In Japan, Trump first visited the U.S. Yokota Air Base.
He must have recognized the strong presence of the Japan-based U.S. military in East Asia and the firmness of the Japan-U.S. alliance. With North Korea’s nuclear warheads and intercontinental ballistic missiles approaching actual deployment capability, it is obvious but also very significant that he and Prime Minister Shinzo Abe mutually recognized that the situation is approaching the stage where maximum pressure is required to really bring [development] to a halt.
For the United States, I think Japan plays a role similar to that of Britain in Europe, and China is like the former Soviet Union.
However, one aspect is different: While the Soviet Union prioritized the military, China is a major power both economically and militarily. It is not an easy opponent. Chinese President Xi Jinping’s invitation to Trump to visit the Forbidden City was reminiscent of the behavior of an emperor. Trump may not agree with Xi’s values, but it is possible he was impressed by his style of governance.
Traveling through Japan, China and South Korea, Trump likely saw that the position of each country differs even on the single issue of North Korea, and that the issue is not easy to address. It is impossible to formulate and implement a plan to deal with the Korean Peninsula problem without considering China’s strategy.
In a press announcement after the U.S.-China summit, Xi said, “The Pacific is large enough to accommodate both the United States and China,” and raised the possibility of a “G-2 concept” that includes the United States and China. Although this was a natural statement for China to make, steadily implementing such a strategy would diminish the prestige of the United States in the Asia-Pacific region and also harm U.S. national interests.
It must be acknowledged that the Trump administration’s Indo-Pacific strategy is still short on specifics. I would like the United States to first review future changes in the military balance and trends in China before coming up with its Asia policy.

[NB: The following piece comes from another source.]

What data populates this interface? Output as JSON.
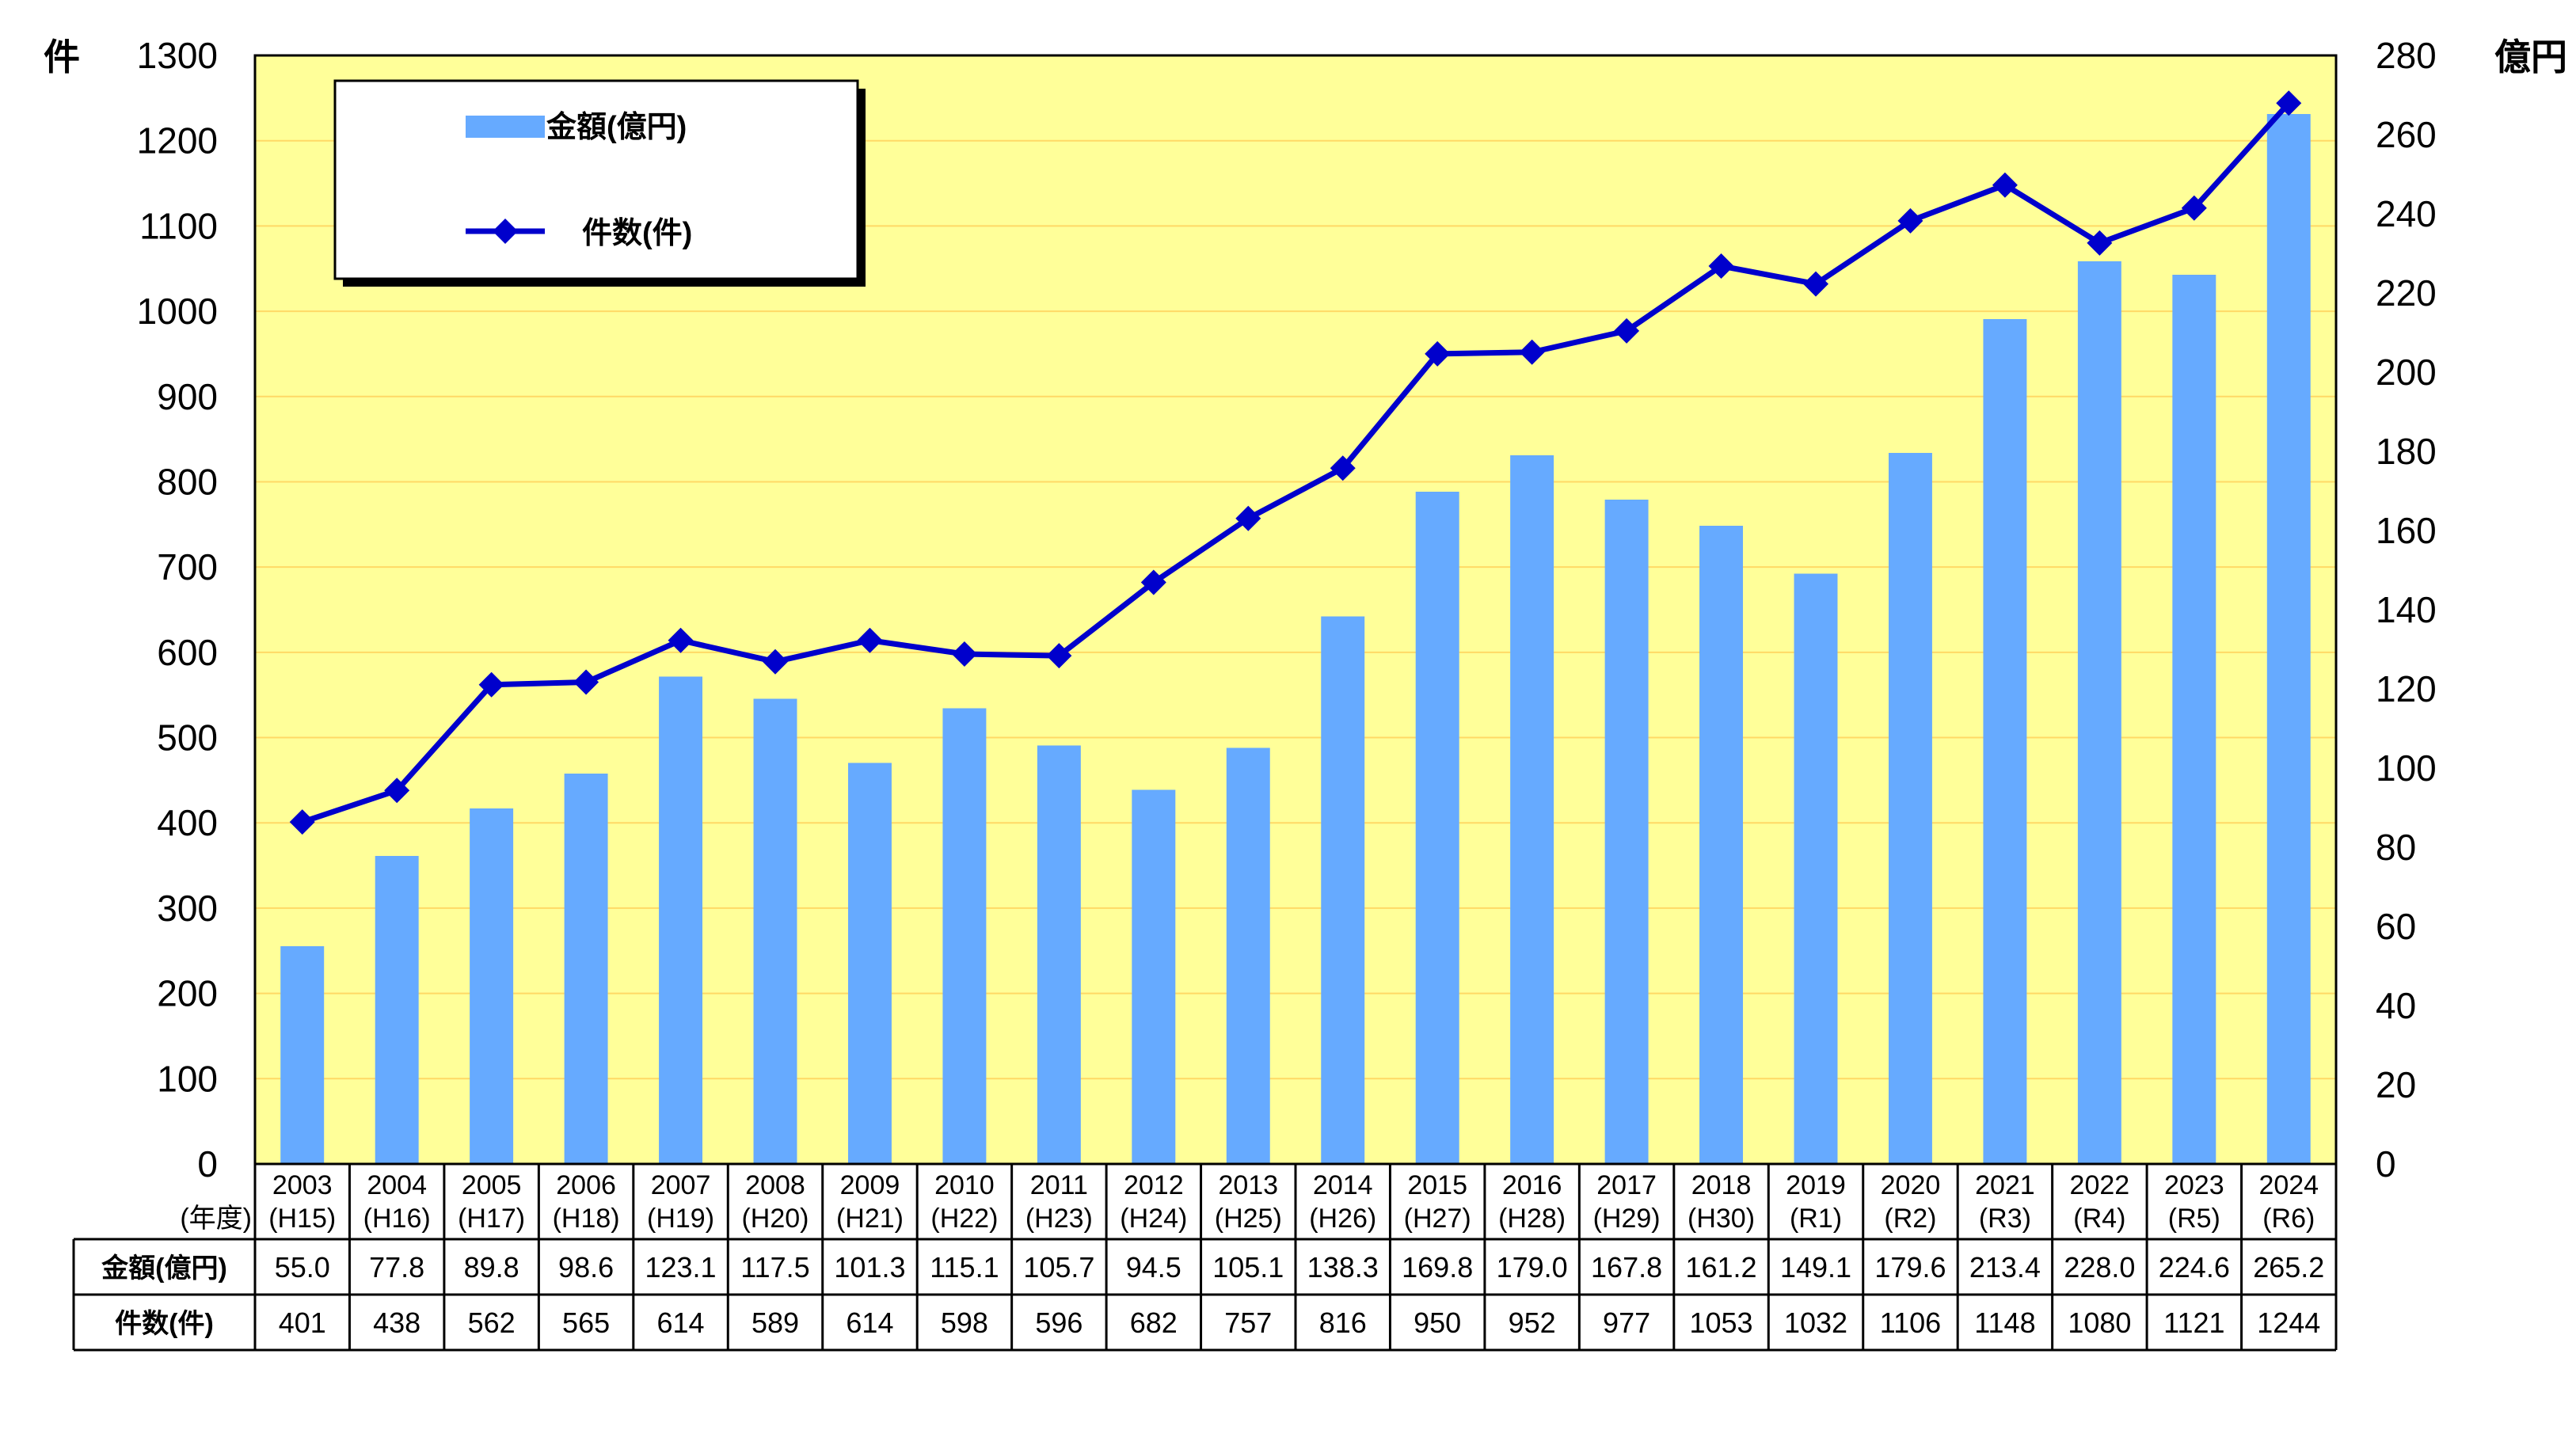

Japan should strengthen talks with the United States on China to develop a shared view on the country. Additionally, Japan must take the necessary steps to ensure the stability of the Asia-Pacific region and that the United States play its role properly.
To increase the deterrence power of the Japan-U.S. alliance, Japan must raise its defense budget that, in turn, requires open domestic discussions about such matters as constitutional amendments, the nuclear issue, energy and cyber issues.

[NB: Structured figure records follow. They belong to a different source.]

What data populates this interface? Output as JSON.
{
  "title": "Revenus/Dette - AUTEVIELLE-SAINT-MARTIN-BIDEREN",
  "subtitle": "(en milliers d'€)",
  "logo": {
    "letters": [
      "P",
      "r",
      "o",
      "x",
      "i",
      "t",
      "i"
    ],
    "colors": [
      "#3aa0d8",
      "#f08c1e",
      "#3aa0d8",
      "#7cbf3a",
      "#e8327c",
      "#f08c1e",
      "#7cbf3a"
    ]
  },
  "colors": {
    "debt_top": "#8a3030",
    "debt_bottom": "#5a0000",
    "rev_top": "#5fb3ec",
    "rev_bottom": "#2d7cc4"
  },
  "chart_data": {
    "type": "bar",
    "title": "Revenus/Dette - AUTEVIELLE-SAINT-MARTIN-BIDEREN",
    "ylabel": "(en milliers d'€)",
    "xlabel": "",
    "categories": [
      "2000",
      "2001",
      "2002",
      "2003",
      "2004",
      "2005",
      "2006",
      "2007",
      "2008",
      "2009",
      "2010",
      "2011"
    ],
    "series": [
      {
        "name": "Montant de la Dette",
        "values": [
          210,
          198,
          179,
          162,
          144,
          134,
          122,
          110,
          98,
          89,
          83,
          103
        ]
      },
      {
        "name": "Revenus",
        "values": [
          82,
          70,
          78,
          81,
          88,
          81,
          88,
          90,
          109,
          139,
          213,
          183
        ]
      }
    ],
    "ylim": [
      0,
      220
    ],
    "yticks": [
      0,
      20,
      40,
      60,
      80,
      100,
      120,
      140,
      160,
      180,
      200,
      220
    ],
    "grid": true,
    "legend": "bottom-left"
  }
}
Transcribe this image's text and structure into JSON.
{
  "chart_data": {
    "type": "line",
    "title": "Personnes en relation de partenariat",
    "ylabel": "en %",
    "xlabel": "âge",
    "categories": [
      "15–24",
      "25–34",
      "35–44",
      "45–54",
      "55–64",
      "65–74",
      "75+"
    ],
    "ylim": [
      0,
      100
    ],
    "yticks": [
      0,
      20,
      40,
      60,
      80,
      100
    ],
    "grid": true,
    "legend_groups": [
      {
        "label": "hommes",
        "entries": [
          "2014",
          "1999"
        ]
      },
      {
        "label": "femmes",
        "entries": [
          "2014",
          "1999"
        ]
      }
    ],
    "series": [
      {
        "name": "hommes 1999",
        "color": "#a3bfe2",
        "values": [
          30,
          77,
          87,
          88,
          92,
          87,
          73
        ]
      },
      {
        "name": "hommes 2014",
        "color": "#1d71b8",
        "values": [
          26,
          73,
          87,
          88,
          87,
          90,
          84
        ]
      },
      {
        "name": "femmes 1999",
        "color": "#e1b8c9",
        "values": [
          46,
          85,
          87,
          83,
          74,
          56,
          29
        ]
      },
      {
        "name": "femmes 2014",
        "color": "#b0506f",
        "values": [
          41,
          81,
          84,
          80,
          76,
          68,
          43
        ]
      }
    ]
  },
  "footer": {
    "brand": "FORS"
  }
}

Kato joined the Foreign Ministry in 1965. After working as director general of the Asian Affairs Bureau, senior deputy minister and other posts, he served as the ambassador to the United States from October 2001 to June 2008. After retirement, he served as a commissioner of the Nippon Professional Baseball Organization. He is 76.
(This interview was conducted by Yomiuri Shimbun Senior Writer Tatsuya Fukumoto.)